Although I do like that word. Niche.
As he gently caressed the edges of her niche with his firm demographic….
Let’s discuss, shall we?
My most popular post with the WordPress crowd was “Even After All This Time,” a sentimental, nostalgic bit about the importance of first love and how it never really goes away. The friend who was the inspiration – and it is important for my integrity, not for purposes of blame, to say that he read it, enjoyed it and gave me his blessing to post – has not spoken to me since I published it. He simply stopped returning messages, since sometime in October. So, the last thing he read that I wrote was the one where I said he reads everything I write.
I did not mean to cause this. It kind of soured me on writing, for a bit.
But I have to respect his decision, even if it hurts. He is allowed to change his mind. Hopefully there are other reasons for the silence, but I am finished pursuing it. When people want to leave, you let them.
But what if I hadn’t written it? Would I still have my friend?
“Humiliating irony” seems like a crappy niche.
If a flattering story can cost me a friendship, what about when I’m not quite so kind?

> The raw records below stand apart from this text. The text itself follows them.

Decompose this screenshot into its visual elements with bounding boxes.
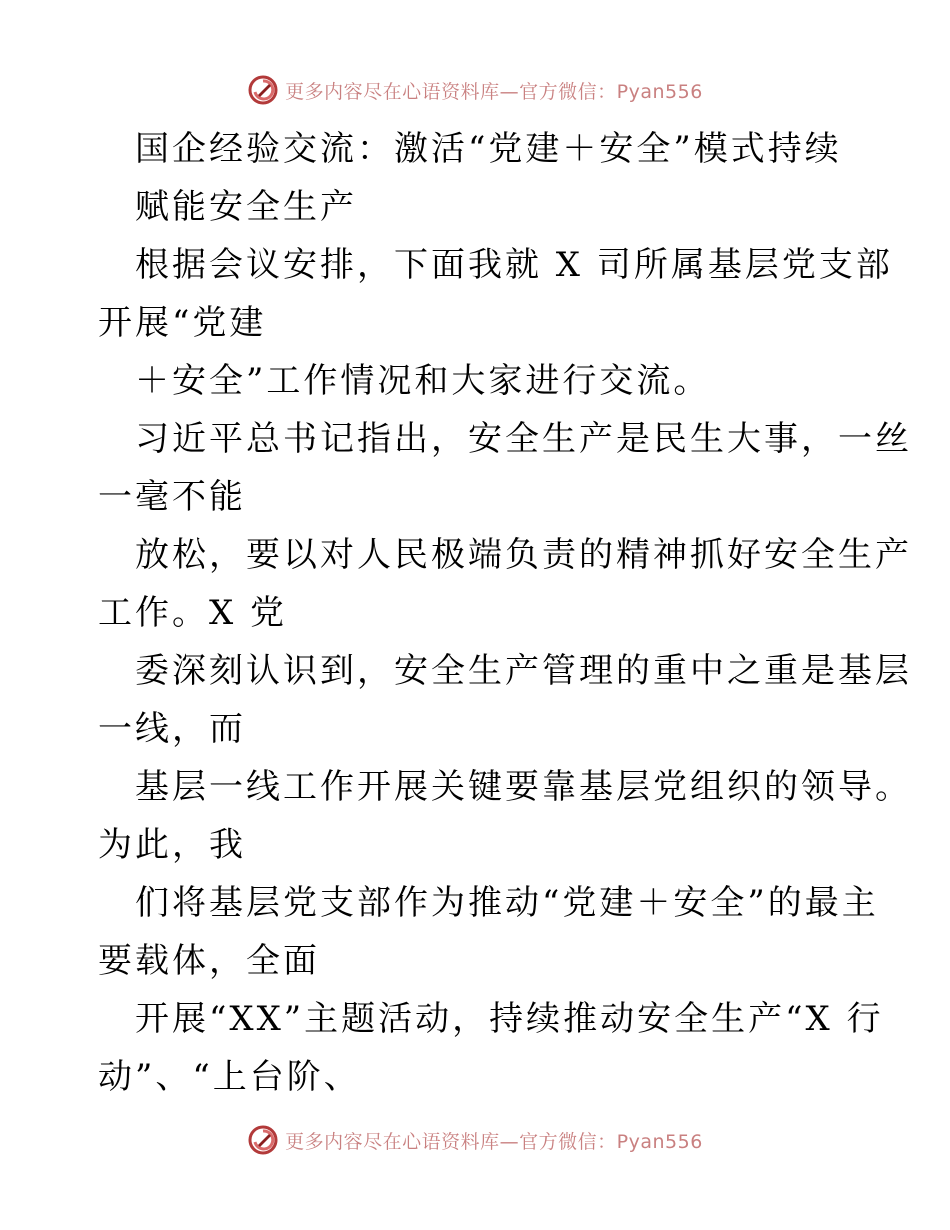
text-line: 赋能安全生产 <box>135 187 357 227</box>
text-line: 委深刻认识到，安全生产管理的重中之重是基层 <box>135 651 912 691</box>
watermark-text: 更多内容尽在心语资料库—官方微信：Pyan556 <box>285 80 703 103</box>
text-line: 一毫不能 <box>98 477 246 517</box>
red-spiral-logo-icon <box>247 74 279 106</box>
text-line: 为此，我 <box>98 825 246 865</box>
text-line: 放松，要以对人民极端负责的精神抓好安全生产 <box>135 535 912 575</box>
text-line: 习近平总书记指出，安全生产是民生大事，一丝 <box>135 419 912 459</box>
text-line: 们将基层党支部作为推动“党建＋安全”的最主 <box>135 883 879 923</box>
red-spiral-logo-icon <box>247 1124 279 1156</box>
text-line: 开展“XX”主题活动，持续推动安全生产“X 行 <box>135 999 884 1039</box>
text-line: 国企经验交流：激活“党建＋安全”模式持续 <box>135 129 842 169</box>
text-line: 动”、“上台阶、 <box>98 1057 361 1097</box>
text-line: 工作。X 党 <box>98 593 288 633</box>
text-line: ＋安全”工作情况和大家进行交流。 <box>135 361 711 401</box>
text-line: 根据会议安排，下面我就 X 司所属基层党支部 <box>135 245 893 285</box>
text-line: 一线，而 <box>98 709 246 749</box>
header-watermark <box>0 70 950 110</box>
watermark-text: 更多内容尽在心语资料库—官方微信：Pyan556 <box>285 1130 703 1153</box>
text-line: 要载体，全面 <box>98 941 320 981</box>
footer-watermark <box>0 1120 950 1160</box>
text-line: 基层一线工作开展关键要靠基层党组织的领导。 <box>135 767 912 807</box>
text-line: 开展“党建 <box>98 303 267 343</box>
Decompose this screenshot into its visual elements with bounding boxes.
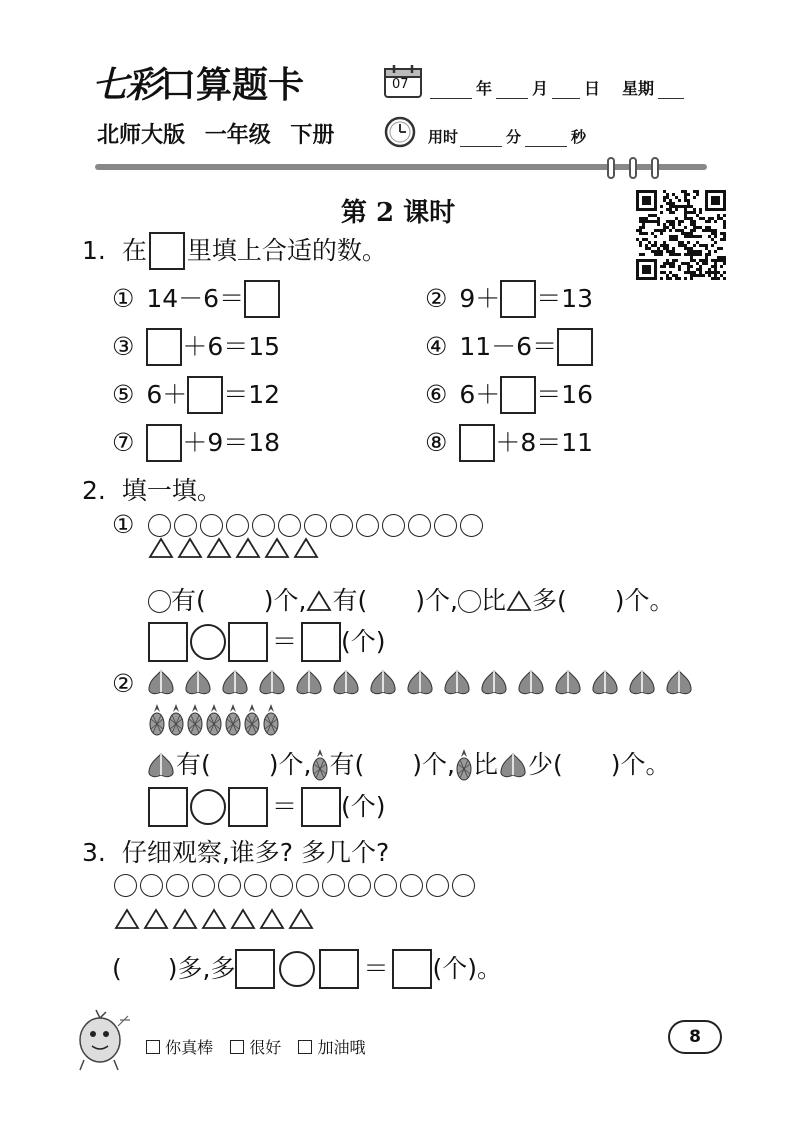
q1-item-mark: ④ — [425, 332, 448, 361]
month-label: 月 — [532, 79, 549, 98]
triangle-shape — [177, 537, 203, 559]
circle-shape — [200, 514, 223, 537]
answer-paren-open: ( — [112, 954, 122, 983]
triangle-symbol — [506, 590, 532, 612]
q2-part1-equation — [148, 621, 386, 662]
day-label: 日 — [584, 79, 601, 98]
pineapple-icon — [167, 704, 185, 736]
q2-prompt — [82, 470, 222, 511]
q1-item-mark: ⑦ — [112, 428, 135, 457]
pear-icon — [627, 668, 657, 696]
q1-item-6 — [425, 374, 593, 415]
operator-circle[interactable] — [190, 789, 226, 825]
q1-number: 1. — [82, 236, 106, 265]
circle-shape — [296, 874, 319, 897]
pear-icon — [220, 668, 250, 696]
q1-item-expression: 9＋ — [459, 284, 501, 313]
q2-part2-sentence — [146, 744, 670, 785]
answer-box[interactable] — [557, 328, 593, 366]
sentence-fragment: )个。 — [610, 750, 671, 779]
circle-shape — [330, 514, 353, 537]
triangle-shape — [230, 908, 256, 930]
edition-line — [97, 118, 334, 149]
pineapple-icon — [148, 704, 166, 736]
triangle-symbol — [306, 590, 332, 612]
q1-item-8 — [425, 422, 593, 463]
brand-logo — [92, 62, 304, 109]
answer-box[interactable] — [228, 622, 268, 662]
calendar-icon — [383, 64, 423, 100]
pear-icon — [146, 751, 176, 779]
circle-shape — [382, 514, 405, 537]
q1-item-expression: 6＋ — [146, 380, 188, 409]
q1-item-expression: 6＋ — [459, 380, 501, 409]
q1-prompt-post: 里填上合适的数。 — [186, 236, 387, 265]
q1-item-mark: ⑤ — [112, 380, 135, 409]
circle-row — [114, 874, 475, 897]
checkbox[interactable] — [230, 1040, 244, 1054]
triangle-shape — [293, 537, 319, 559]
triangle-row — [148, 537, 319, 559]
ring-binder-icon — [604, 156, 668, 182]
sentence-fragment: )个, — [415, 586, 458, 615]
circle-shape — [226, 514, 249, 537]
q1-item-mark: ② — [425, 284, 448, 313]
triangle-shape — [288, 908, 314, 930]
mascot-illustration — [70, 1006, 140, 1072]
q1-item-expression: ＋6＝15 — [182, 332, 281, 361]
triangle-shape — [114, 908, 140, 930]
circle-shape — [166, 874, 189, 897]
circle-shape — [434, 514, 457, 537]
operator-circle[interactable] — [279, 951, 315, 987]
rating-label: 加油哦 — [317, 1038, 366, 1057]
triangle-shape — [259, 908, 285, 930]
answer-box[interactable] — [500, 376, 536, 414]
pear-icon — [664, 668, 694, 696]
triangle-shape — [235, 537, 261, 559]
equals-sign: ＝ — [272, 627, 298, 656]
answer-box[interactable] — [235, 949, 275, 989]
brand-part1: 七彩 — [92, 64, 161, 106]
circle-shape — [244, 874, 267, 897]
equals-sign: ＝ — [363, 954, 389, 983]
triangle-row — [114, 908, 314, 930]
pear-icon — [479, 668, 509, 696]
q3-prompt — [82, 832, 389, 873]
circle-row — [148, 514, 483, 537]
year-label: 年 — [476, 79, 493, 98]
q1-prompt-pre: 在 — [121, 236, 147, 265]
q1-item-7 — [112, 422, 280, 463]
answer-box[interactable] — [148, 622, 188, 662]
pineapple-row — [148, 704, 280, 736]
answer-box[interactable] — [146, 328, 182, 366]
date-line — [430, 76, 684, 99]
circle-shape — [452, 874, 475, 897]
answer-box[interactable] — [500, 280, 536, 318]
circle-shape — [114, 874, 137, 897]
q2-part2-mark: ② — [112, 669, 135, 698]
circle-shape — [174, 514, 197, 537]
answer-box[interactable] — [392, 949, 432, 989]
pear-icon — [294, 668, 324, 696]
q1-item-expression-post: ＝13 — [536, 284, 594, 313]
answer-box[interactable] — [187, 376, 223, 414]
weekday-label: 星期 — [622, 79, 655, 98]
calendar-day: 07 — [392, 77, 409, 92]
q1-item-expression: 14－6＝ — [146, 284, 245, 313]
triangle-shape — [143, 908, 169, 930]
pear-icon — [331, 668, 361, 696]
q1-item-2 — [425, 278, 593, 319]
pear-icon — [498, 751, 528, 779]
sentence-fragment: 有( — [332, 586, 368, 615]
clock-icon — [383, 114, 417, 148]
circle-shape — [408, 514, 431, 537]
time-used-label: 用时 — [428, 128, 459, 146]
circle-shape — [278, 514, 301, 537]
unit-label: (个) — [341, 627, 386, 656]
circle-symbol — [458, 590, 481, 613]
q2-number: 2. — [82, 476, 106, 505]
circle-shape — [270, 874, 293, 897]
answer-box[interactable] — [319, 949, 359, 989]
q1-item-3 — [112, 326, 280, 367]
q1-item-expression: 11－6＝ — [459, 332, 558, 361]
sentence-fragment: )个, — [268, 750, 312, 779]
pear-icon — [146, 668, 176, 696]
sentence-fragment: )个, — [412, 750, 455, 779]
pear-icon — [516, 668, 546, 696]
q3-prompt-text: 仔细观察,谁多? 多几个? — [121, 838, 390, 867]
volume-label: 下册 — [290, 123, 335, 148]
checkbox[interactable] — [146, 1040, 160, 1054]
q1-item-1 — [112, 278, 280, 319]
page-number-badge — [668, 1020, 722, 1054]
answer-box[interactable] — [459, 424, 495, 462]
circle-shape — [252, 514, 275, 537]
sentence-fragment: 少( — [527, 750, 563, 779]
q1-item-mark: ⑥ — [425, 380, 448, 409]
circle-shape — [400, 874, 423, 897]
pineapple-icon — [186, 704, 204, 736]
sentence-fragment: 有( — [176, 750, 211, 779]
equals-sign: ＝ — [272, 792, 298, 821]
pear-icon — [553, 668, 583, 696]
q1-item-mark: ① — [112, 284, 135, 313]
answer-box-example — [149, 232, 185, 270]
sentence-fragment: 比 — [472, 750, 498, 779]
circle-shape — [148, 514, 171, 537]
edition-label: 北师大版 — [97, 123, 186, 148]
circle-shape — [374, 874, 397, 897]
time-used-line — [428, 126, 586, 147]
pineapple-icon — [455, 749, 473, 781]
triangle-shape — [172, 908, 198, 930]
circle-shape — [426, 874, 449, 897]
circle-symbol — [148, 590, 171, 613]
sentence-fragment: 有( — [329, 750, 365, 779]
sentence-fragment: )个, — [263, 586, 307, 615]
page-number: 8 — [689, 1027, 701, 1047]
q1-item-mark: ⑧ — [425, 428, 448, 457]
circle-shape — [140, 874, 163, 897]
sentence-fragment: 有( — [171, 586, 206, 615]
sentence-fragment: 比 — [480, 586, 506, 615]
rating-label: 很好 — [249, 1038, 282, 1057]
triangle-shape — [206, 537, 232, 559]
qr-code — [636, 190, 726, 280]
operator-circle[interactable] — [190, 624, 226, 660]
q1-item-mark: ③ — [112, 332, 135, 361]
q2-part2-equation — [148, 786, 386, 827]
pear-icon — [442, 668, 472, 696]
pear-row — [146, 668, 694, 696]
q1-item-expression: ＋9＝18 — [182, 428, 281, 457]
minutes-label: 分 — [506, 128, 522, 146]
unit-label: (个)。 — [432, 954, 502, 983]
answer-box[interactable] — [301, 622, 341, 662]
sentence-fragment: )个。 — [614, 586, 675, 615]
triangle-shape — [148, 537, 174, 559]
circle-shape — [304, 514, 327, 537]
pineapple-icon — [205, 704, 223, 736]
unit-label: (个) — [341, 792, 386, 821]
q2-part1-sentence — [148, 580, 674, 621]
answer-box[interactable] — [148, 787, 188, 827]
grade-label: 一年级 — [204, 123, 271, 148]
pear-icon — [183, 668, 213, 696]
rating-label: 你真棒 — [165, 1038, 214, 1057]
pear-icon — [257, 668, 287, 696]
circle-shape — [322, 874, 345, 897]
pear-icon — [368, 668, 398, 696]
circle-shape — [348, 874, 371, 897]
pineapple-icon — [243, 704, 261, 736]
q1-item-expression-post: ＝16 — [536, 380, 594, 409]
circle-shape — [460, 514, 483, 537]
triangle-shape — [201, 908, 227, 930]
pear-icon — [405, 668, 435, 696]
brand-part2: 口算题卡 — [160, 64, 305, 106]
pear-icon — [590, 668, 620, 696]
lesson-title: 第 2 课时 — [340, 198, 456, 228]
answer-text: )多,多 — [167, 954, 236, 983]
q1-prompt — [82, 230, 387, 271]
q1-item-5 — [112, 374, 280, 415]
circle-shape — [192, 874, 215, 897]
rating-options — [146, 1035, 366, 1058]
pineapple-icon — [311, 749, 329, 781]
triangle-shape — [264, 537, 290, 559]
pineapple-icon — [224, 704, 242, 736]
q1-item-expression: ＋8＝11 — [495, 428, 594, 457]
answer-box[interactable] — [228, 787, 268, 827]
q2-part1-mark: ① — [112, 510, 135, 539]
circle-shape — [218, 874, 241, 897]
seconds-label: 秒 — [571, 128, 587, 146]
q2-prompt-text: 填一填。 — [121, 476, 222, 505]
answer-box[interactable] — [301, 787, 341, 827]
circle-shape — [356, 514, 379, 537]
q3-answer-line — [112, 948, 502, 989]
pineapple-icon — [262, 704, 280, 736]
checkbox[interactable] — [298, 1040, 312, 1054]
q3-number: 3. — [82, 838, 106, 867]
answer-box[interactable] — [244, 280, 280, 318]
q1-item-expression-post: ＝12 — [223, 380, 281, 409]
sentence-fragment: 多( — [531, 586, 567, 615]
answer-box[interactable] — [146, 424, 182, 462]
q1-item-4 — [425, 326, 593, 367]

I have good stories. I have made terrible dating choices, I’ve had toxic friendships, obligatory mother/daughter, as well as father/daughter, conflict – but looking through the lens that I do now, I just see a colorful retelling of what was a pretty mundane existence. I also see the potential to hurt people with what I write, and I am uncomfortable with that. “If people wanted you to write warmly about them, they should have behaved better,” is just a way to deflect responsibility.
When I find myself low on motivation, I write about not writing. I have always hated the word “blocked” for when you can’t write. If you suddenly become “unblocked,” what just came out? When I worked for the Bank of Satan, many years ago, an overzealous man in a suit tried to inspire the documentation team I managed by likening it to a “pipeline” and then spent twenty minutes comparing the whole process to “pushing something out”. My observation that we had just been called assholes productive employees is one of many reasons that I did not survive the layoffs. Asking “Yes, but what if you are Charles Manson?” when I grew tired of hearing the customer service platitude, “Perception is Reality,” is another.
“Self-defeating snark” also seems like a niche doomed to failure.
Pretty sure “shamelessly linking too many posts” is high on the list of blogging sins.
I’d rather be funny than just about anything else. I figure most people aren’t likely to learn from my bad decisions, so maybe I can help them accept, and laugh at, their own. Or laugh at mine. Whatever. Life is too short to waste on things you can’t change.